Hi Christoph,
On Thu, Sep 20, 2018 at 11:09:41PM -0700, Christoph Hellwig wrote:
On Thu, Sep 20, 2018 at 08:48:37PM +0000, Paul Burton wrote:
Speaking of nanoMIPS, what is your plan for the syscall ABI there? I can see two ways of approaching it:
a) keep all the MIPSisms in the data structures, and just use a subset of o32 that drops all the obsolete entry points b) start over and stay as close as possible to the generic ABI, using the asm-generic versions of both the syscall table and the uapi header files instead of the traditional version.

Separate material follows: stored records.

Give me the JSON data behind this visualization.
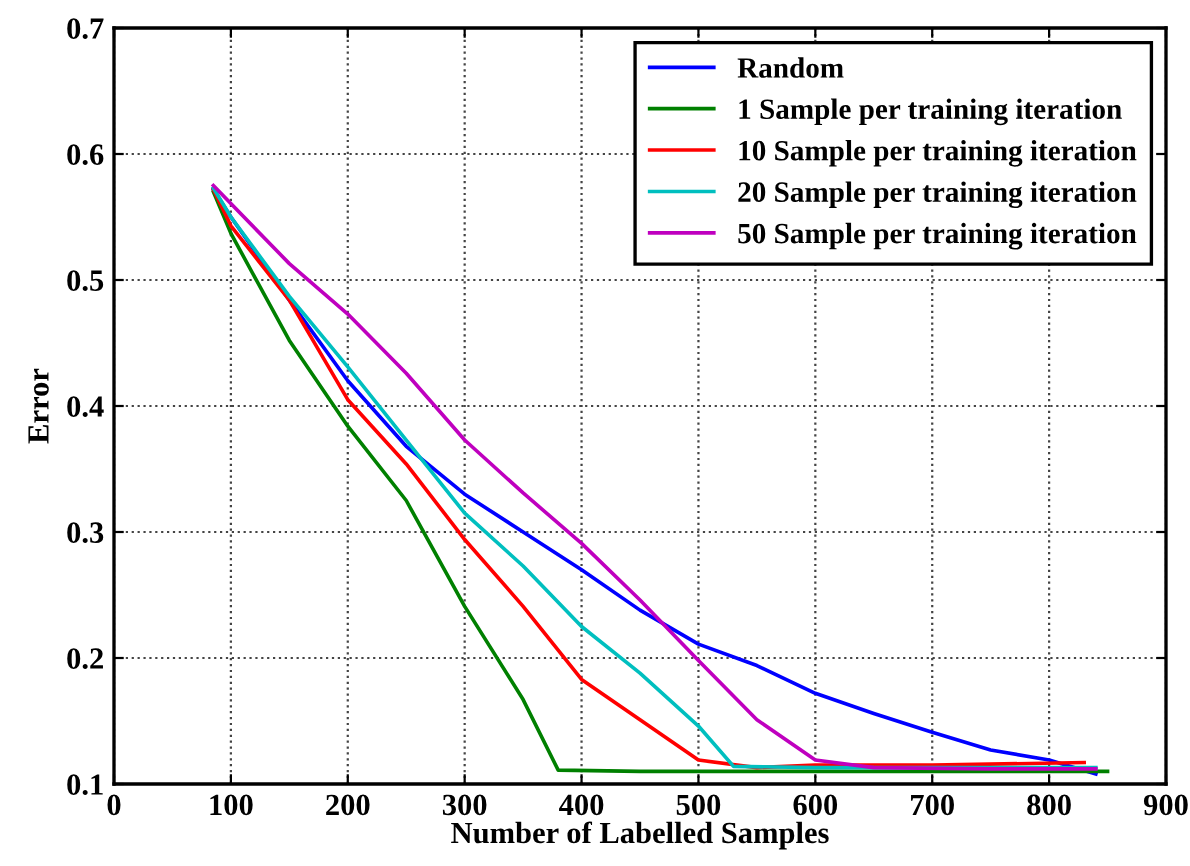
{
  "chart_data": {
    "type": "line",
    "xlabel": "Number of Labelled Samples",
    "ylabel": "Error",
    "xlim": [
      0,
      900
    ],
    "xticks": [
      0,
      100,
      200,
      300,
      400,
      500,
      600,
      700,
      800,
      900
    ],
    "ylim": [
      0.1,
      0.7
    ],
    "yticks": [
      0.1,
      0.2,
      0.3,
      0.4,
      0.5,
      0.6,
      0.7
    ],
    "grid": true,
    "legend": "top right",
    "line_style": "solid",
    "marker": "none",
    "series": [
      {
        "name": "Random",
        "color": "#0000ff",
        "x": [
          85,
          100,
          150,
          200,
          250,
          300,
          350,
          400,
          450,
          500,
          550,
          600,
          650,
          700,
          750,
          800,
          840
        ],
        "values": [
          0.572,
          0.55,
          0.484,
          0.42,
          0.368,
          0.33,
          0.3,
          0.27,
          0.238,
          0.211,
          0.194,
          0.172,
          0.156,
          0.141,
          0.127,
          0.119,
          0.108
        ]
      },
      {
        "name": "1 Sample per training iteration",
        "color": "#008000",
        "x": [
          85,
          100,
          150,
          200,
          250,
          300,
          350,
          380,
          450,
          550,
          650,
          750,
          850
        ],
        "values": [
          0.57,
          0.537,
          0.452,
          0.384,
          0.325,
          0.241,
          0.167,
          0.111,
          0.11,
          0.11,
          0.11,
          0.11,
          0.11
        ]
      },
      {
        "name": "10 Sample per training iteration",
        "color": "#ff0000",
        "x": [
          85,
          100,
          150,
          200,
          250,
          300,
          350,
          400,
          450,
          500,
          550,
          600,
          700,
          830
        ],
        "values": [
          0.572,
          0.543,
          0.484,
          0.405,
          0.354,
          0.294,
          0.241,
          0.183,
          0.151,
          0.119,
          0.113,
          0.115,
          0.115,
          0.117
        ]
      },
      {
        "name": "20 Sample per training iteration",
        "color": "#00bfbf",
        "x": [
          85,
          100,
          150,
          200,
          250,
          300,
          350,
          400,
          450,
          500,
          530,
          600,
          700,
          840
        ],
        "values": [
          0.573,
          0.55,
          0.487,
          0.431,
          0.373,
          0.315,
          0.273,
          0.225,
          0.188,
          0.146,
          0.114,
          0.113,
          0.113,
          0.113
        ]
      },
      {
        "name": "50 Sample per training iteration",
        "color": "#bf00bf",
        "x": [
          85,
          150,
          200,
          250,
          300,
          350,
          400,
          450,
          500,
          550,
          600,
          650,
          750,
          840
        ],
        "values": [
          0.575,
          0.513,
          0.473,
          0.426,
          0.373,
          0.331,
          0.291,
          0.246,
          0.198,
          0.151,
          0.119,
          0.113,
          0.112,
          0.112
        ]
      }
    ]
  }
}
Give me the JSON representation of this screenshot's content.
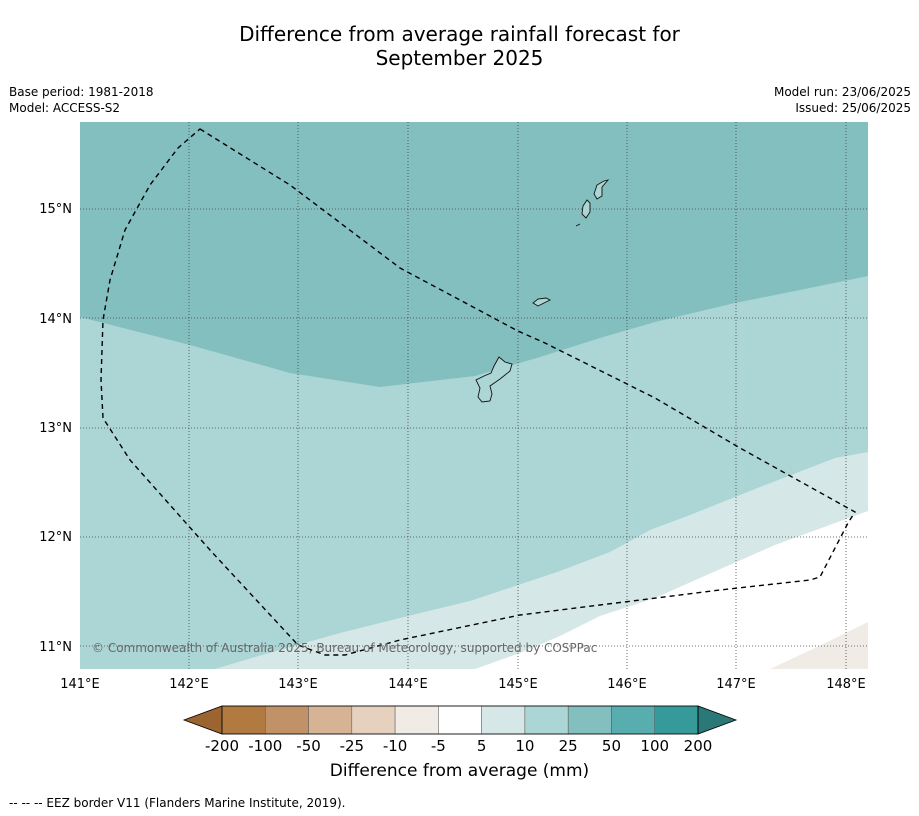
{
  "title_line1": "Difference from average rainfall forecast for",
  "title_line2": "September 2025",
  "meta_left": {
    "base_period": "Base period: 1981-2018",
    "model": "Model: ACCESS-S2"
  },
  "meta_right": {
    "model_run": "Model run: 23/06/2025",
    "issued": "Issued: 25/06/2025"
  },
  "map": {
    "lat_labels": [
      "15°N",
      "14°N",
      "13°N",
      "12°N",
      "11°N"
    ],
    "lon_labels": [
      "141°E",
      "142°E",
      "143°E",
      "144°E",
      "145°E",
      "146°E",
      "147°E",
      "148°E"
    ],
    "copyright": "© Commonwealth of Australia 2025, Bureau of Meteorology, supported by COSPPac"
  },
  "colorbar": {
    "title": "Difference from average (mm)",
    "tick_labels": [
      "-200",
      "-100",
      "-50",
      "-25",
      "-10",
      "-5",
      "5",
      "10",
      "25",
      "50",
      "100",
      "200"
    ],
    "colors": [
      "#9c6431",
      "#b07a40",
      "#c19268",
      "#d6b394",
      "#e6d1be",
      "#f1ebe6",
      "#ffffff",
      "#d5e8e7",
      "#acd5d5",
      "#84bfbf",
      "#58aeae",
      "#369a9a",
      "#2a7878"
    ]
  },
  "map_colors": {
    "band_25_50": "#84bfbf",
    "band_10_25": "#acd5d5",
    "band_5_10": "#d5e8e7",
    "band_m5_5": "#ffffff",
    "band_m10_m5": "#f1ebe6"
  },
  "footnote": "--  --  -- EEZ border V11 (Flanders Marine Institute, 2019)."
}
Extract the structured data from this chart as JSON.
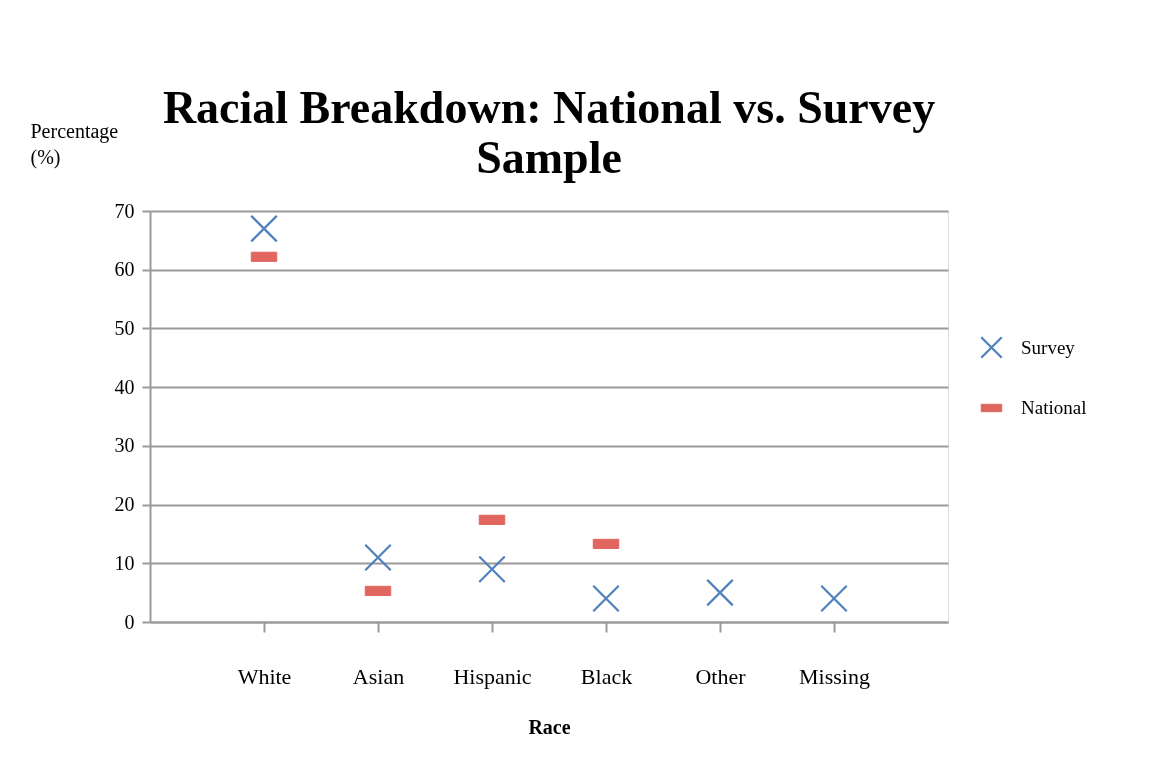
{
  "chart_data": {
    "type": "scatter",
    "title": "Racial Breakdown: National vs. Survey Sample",
    "xlabel": "Race",
    "ylabel": "Percentage (%)",
    "categories": [
      "White",
      "Asian",
      "Hispanic",
      "Black",
      "Other",
      "Missing"
    ],
    "series": [
      {
        "name": "Survey",
        "color": "#4f81bd",
        "marker": "cross",
        "values": [
          67,
          11,
          9,
          4,
          5,
          4
        ]
      },
      {
        "name": "National",
        "color": "#e0665f",
        "values": [
          62.2,
          5.3,
          17.4,
          13.3,
          null,
          null
        ]
      }
    ],
    "ylim": [
      0,
      70
    ],
    "yticks": [
      0,
      10,
      20,
      30,
      40,
      50,
      60,
      70
    ],
    "grid": "y",
    "legend": "right"
  }
}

We've taken option b in our current downstream kernel & that's what I hope we'll get upstream too. There's no expectation that we'll ever need to mix pre-nanoMIPS & nanoMIPS ISAs or their associated ABIs across the kernel/user boundary so it's felt like a great opportunity to clean up & standardise.

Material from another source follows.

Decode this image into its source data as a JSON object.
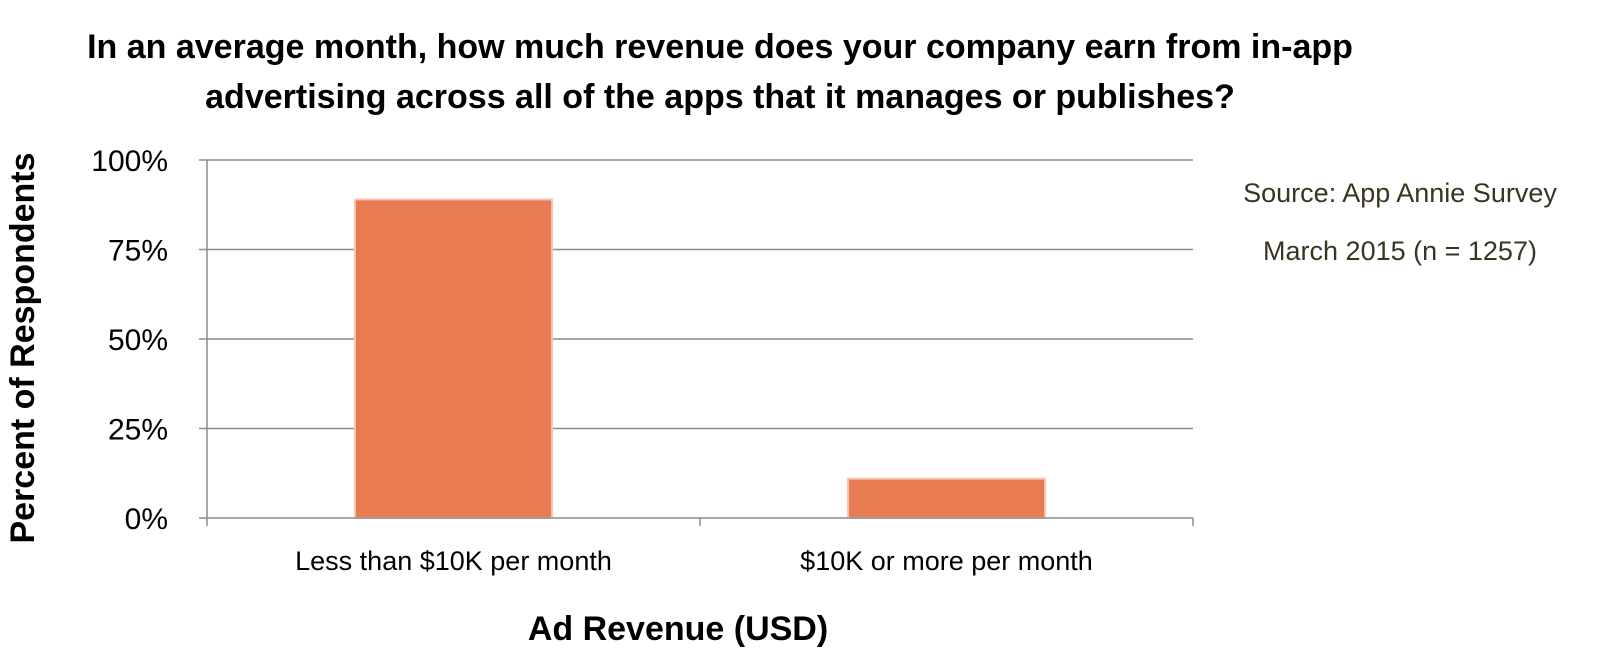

Getting nanoMIPS/p32 support submitted upstream is on my to-do list, but there's a bunch of prep work to get in first & of course that to-do list is forever growing. Hopefully in the next couple of cycles.
p32 is just the ABI name for nanoMIPS or yet another MIPS ABI?
p32 is the ABI for nanoMIPS - ie. it is a new ABI, but it's not for use with pre-nanoMIPS ISAs & nanoMIPS isn't used with o32/n32/n64.
Some of the code density improvements nanoMIPS brings are due to the ISA & p32 ABI being developed together - eg. the load/store multiple & save/restore instructions make it easy to save sequences of $sp, $fp, $ra & some number of the $sN callee-saved registers. Compressed register number encodings generally include registers that make sense for the p32 ABI, and I'm sure there were other things I've forgotten.
Either way, І think if there is yet another ABI even on an existing port we should always aim for the asm-generic syscall table indeed.
Especially for mips where o32 has a rather awkward ABI only explained by odd decisions more than 20 years ago.
Glad to hear we're on the same page :)
I'm all for being less "special" & couldn't care less if our nanoMIPS support isn't compatible with IRIX.